Iv. 157 porks/heads, dropping $110 higher than may — where is the bottom
The latest offer of $157 per head for seven kilograms of pigs was $167 per head, down by as much as 41 per cent, compared to a full $110 per head in may. The sharp fall in the price of pigs reflects the collapse of confidence in the entire industry — the serious failure of the breadwinner to make up for the losses and the lack of expectations for future behaviour. But from another point of view, the fall in pig prices means that the cost of supplementing is falling rapidly. If the price of pigs warms up in the second half of the year as a matter of industry consensus, now the cost of the $157 supplement is $110 for each head, compared to the $167 paid two months ago. But the risk is the same: if the business continues to be depressed, the price of a pig is just "cheap and cheap." it is suggested that families with funds on hand may begin to focus on the opportunity to fill the bars in batches, but it is not recommended that cash flow be left to deal with uncertainty。
The policy red line must meet the target by september - the downfall of capacity has begun
The latest data from the ministry of agriculture and rural development show that there are approximately 3. 904 million female pigs in storage nationwide, only 1. 54 million less than the regulatory target of 375. 5 million.

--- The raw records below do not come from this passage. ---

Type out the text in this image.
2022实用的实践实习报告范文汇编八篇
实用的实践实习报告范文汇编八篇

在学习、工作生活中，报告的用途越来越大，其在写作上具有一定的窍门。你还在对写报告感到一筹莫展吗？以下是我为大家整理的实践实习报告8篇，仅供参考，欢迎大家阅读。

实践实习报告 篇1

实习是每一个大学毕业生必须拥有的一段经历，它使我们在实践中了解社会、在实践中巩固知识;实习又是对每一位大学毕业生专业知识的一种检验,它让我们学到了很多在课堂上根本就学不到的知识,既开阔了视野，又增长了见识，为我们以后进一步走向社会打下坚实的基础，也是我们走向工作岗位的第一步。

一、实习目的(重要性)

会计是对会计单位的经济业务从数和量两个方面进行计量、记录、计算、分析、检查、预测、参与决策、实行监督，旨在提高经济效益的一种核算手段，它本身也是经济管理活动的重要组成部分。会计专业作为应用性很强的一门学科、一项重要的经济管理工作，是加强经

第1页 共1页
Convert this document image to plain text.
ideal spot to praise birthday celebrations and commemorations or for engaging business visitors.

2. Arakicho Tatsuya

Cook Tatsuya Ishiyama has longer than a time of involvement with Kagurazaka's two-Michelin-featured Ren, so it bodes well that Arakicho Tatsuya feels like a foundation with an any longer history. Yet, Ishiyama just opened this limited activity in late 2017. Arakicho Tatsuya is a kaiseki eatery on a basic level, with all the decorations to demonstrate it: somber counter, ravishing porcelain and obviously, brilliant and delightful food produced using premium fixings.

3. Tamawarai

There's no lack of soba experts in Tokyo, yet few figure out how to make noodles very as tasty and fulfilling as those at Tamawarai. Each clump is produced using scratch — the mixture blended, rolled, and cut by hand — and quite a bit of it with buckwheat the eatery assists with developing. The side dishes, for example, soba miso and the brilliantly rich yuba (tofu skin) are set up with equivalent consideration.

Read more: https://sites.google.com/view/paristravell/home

As required by the policy, this rotational capacity reduction must be completed by september 2026. In terms of trends, in may the size of the field increased by 46. 95 per cent over the same period, with a marked acceleration in the rate of loss of capacity, but a gap of 1. 54 million needs to be concentrated between july and september. This means that the elimination of pigs will only increase and not decrease in the next three months. The good news is that the more complete the capacity is, the more the supply shrinks in the second half of the year, the more solid the basis for the recovery of the price of pigs. The current capacity of the frozen stock, at 26. 5 - 27. 7 per cent, is at a high level in almost three years, and these stocks are also “time bombs” for future prices, which need to be gradually digested before the consumption season. For the breadwinners, it makes more sense to focus on the september policy node than on short-term pig price fluctuations。